Restricted funds are funds that have been acquired through donors for a specific project or activity. Unrestricted funds are those funds that have been raised to support the work of a charity or NGO but without a designated use. The two should be kept separately in accounts for transparency and to be able to show donors how and where the money is being spent.
Raising unrestricted funds is always challenging for NGOs because typically, this money can be used to support the operational costs of the organisation as well as applying some funds for projects. Many NGOs fail to plan for unrestricted funds in their fundraising and so become tied to only carrying out activities according to certain grants they secure. For example, some staff who work on specific projects are paid through the grant that was secured to deliver the work. However, if the grant is time-limited such as one, two, three years for example, then the staff working on the project may need to be made redundant when the project comes to an end. This is why securing unrestricted income is so important although many NGOs struggle to know how to do this.
Unrestricted income can come through a variety of sources such as individual donations, public appeals, fundraising through schools where schools might do fundraising activities on your behalf, public and private events or through companies.
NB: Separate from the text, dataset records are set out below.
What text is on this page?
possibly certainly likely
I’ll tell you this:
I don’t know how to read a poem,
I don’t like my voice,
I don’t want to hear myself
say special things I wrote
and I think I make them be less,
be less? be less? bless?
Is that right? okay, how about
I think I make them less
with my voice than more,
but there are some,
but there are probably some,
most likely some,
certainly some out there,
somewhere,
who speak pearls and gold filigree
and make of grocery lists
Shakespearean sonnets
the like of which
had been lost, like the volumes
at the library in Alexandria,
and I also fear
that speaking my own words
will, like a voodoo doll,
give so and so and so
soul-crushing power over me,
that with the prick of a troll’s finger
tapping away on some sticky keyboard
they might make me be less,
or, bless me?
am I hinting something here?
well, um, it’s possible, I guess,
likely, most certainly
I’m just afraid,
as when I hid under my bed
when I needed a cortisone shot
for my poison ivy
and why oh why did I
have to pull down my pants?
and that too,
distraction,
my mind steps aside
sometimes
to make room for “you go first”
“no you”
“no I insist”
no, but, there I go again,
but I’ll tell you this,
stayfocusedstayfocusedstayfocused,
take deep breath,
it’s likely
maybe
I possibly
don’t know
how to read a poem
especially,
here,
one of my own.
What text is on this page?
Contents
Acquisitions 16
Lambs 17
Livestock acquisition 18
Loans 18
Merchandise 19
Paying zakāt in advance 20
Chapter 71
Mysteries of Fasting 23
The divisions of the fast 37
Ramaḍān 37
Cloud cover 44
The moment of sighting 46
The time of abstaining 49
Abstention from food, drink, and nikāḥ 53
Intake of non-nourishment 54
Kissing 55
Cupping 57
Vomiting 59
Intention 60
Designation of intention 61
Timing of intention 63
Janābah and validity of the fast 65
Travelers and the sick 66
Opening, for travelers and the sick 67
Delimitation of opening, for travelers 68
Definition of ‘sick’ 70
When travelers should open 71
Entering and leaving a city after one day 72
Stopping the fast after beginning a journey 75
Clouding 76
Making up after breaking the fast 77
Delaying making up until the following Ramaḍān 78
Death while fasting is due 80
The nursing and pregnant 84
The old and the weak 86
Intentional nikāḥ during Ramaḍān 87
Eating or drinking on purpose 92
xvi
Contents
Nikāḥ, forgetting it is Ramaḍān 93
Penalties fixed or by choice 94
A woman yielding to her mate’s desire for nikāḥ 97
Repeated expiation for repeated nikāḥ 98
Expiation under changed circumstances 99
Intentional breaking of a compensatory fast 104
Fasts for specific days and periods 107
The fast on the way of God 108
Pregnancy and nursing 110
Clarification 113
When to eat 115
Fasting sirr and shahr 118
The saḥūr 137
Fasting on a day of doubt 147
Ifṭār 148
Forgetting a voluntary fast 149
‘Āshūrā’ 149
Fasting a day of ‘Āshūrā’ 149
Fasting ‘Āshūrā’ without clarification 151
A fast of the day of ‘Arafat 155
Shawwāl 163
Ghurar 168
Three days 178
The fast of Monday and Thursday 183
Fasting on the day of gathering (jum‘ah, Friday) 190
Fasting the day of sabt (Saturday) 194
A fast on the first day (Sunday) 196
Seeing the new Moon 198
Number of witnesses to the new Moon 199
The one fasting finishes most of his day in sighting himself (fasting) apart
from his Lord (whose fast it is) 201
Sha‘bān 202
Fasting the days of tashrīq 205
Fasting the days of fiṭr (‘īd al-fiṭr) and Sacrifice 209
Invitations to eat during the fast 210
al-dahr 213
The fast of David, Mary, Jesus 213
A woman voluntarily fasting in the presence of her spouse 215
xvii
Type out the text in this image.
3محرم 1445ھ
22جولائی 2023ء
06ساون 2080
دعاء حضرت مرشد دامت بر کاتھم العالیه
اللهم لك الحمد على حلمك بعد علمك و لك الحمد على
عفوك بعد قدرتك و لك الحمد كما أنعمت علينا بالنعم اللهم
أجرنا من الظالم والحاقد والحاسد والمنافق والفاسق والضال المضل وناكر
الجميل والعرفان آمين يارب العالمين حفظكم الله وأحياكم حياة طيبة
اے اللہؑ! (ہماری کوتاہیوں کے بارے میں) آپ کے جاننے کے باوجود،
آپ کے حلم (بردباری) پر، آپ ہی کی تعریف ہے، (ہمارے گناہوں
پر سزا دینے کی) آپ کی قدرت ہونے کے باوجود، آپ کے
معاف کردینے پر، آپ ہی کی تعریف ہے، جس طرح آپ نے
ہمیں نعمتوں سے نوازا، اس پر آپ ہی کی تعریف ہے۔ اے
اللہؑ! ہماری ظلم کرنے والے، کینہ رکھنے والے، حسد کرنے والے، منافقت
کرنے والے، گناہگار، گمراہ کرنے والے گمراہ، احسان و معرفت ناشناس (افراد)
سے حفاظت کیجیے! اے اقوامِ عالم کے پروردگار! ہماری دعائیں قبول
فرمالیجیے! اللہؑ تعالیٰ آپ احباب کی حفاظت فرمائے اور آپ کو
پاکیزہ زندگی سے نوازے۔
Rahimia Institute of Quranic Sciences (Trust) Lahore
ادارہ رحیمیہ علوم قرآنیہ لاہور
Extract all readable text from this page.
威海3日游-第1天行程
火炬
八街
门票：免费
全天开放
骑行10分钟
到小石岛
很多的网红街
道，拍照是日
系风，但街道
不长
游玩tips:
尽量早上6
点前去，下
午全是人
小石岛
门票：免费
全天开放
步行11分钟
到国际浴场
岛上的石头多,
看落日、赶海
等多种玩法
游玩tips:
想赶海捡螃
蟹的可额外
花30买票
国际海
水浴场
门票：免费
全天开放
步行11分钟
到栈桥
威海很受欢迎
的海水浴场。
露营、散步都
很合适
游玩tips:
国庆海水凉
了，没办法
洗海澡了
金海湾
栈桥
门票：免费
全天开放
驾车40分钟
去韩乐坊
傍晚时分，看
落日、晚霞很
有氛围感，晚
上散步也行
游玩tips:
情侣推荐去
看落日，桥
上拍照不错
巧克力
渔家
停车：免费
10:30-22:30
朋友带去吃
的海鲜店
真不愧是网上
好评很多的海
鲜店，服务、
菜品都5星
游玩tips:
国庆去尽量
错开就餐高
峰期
Restricted funds are usually sourced through grant-making bodies for a particular piece of work. In a proposal for funding, usually, an NGO would be stated quite clearly what it is aiming to achieve, and how it will deliver the set project. Proposals might include a budget with an explanation of the project team and key workers and how much funding is required to support their salaries. Or for smaller grants, there may be a request to fund a particular element of a larger project. For example the salary cost of a key worker, or it may be tangible items such as computers, or school books. Whatever has been asked by way of the grant, must be used for the purposes it was intended. By putting the funds into different accounts, it is easier to keep track of where and how the grant is spent and is easier for financial reporting.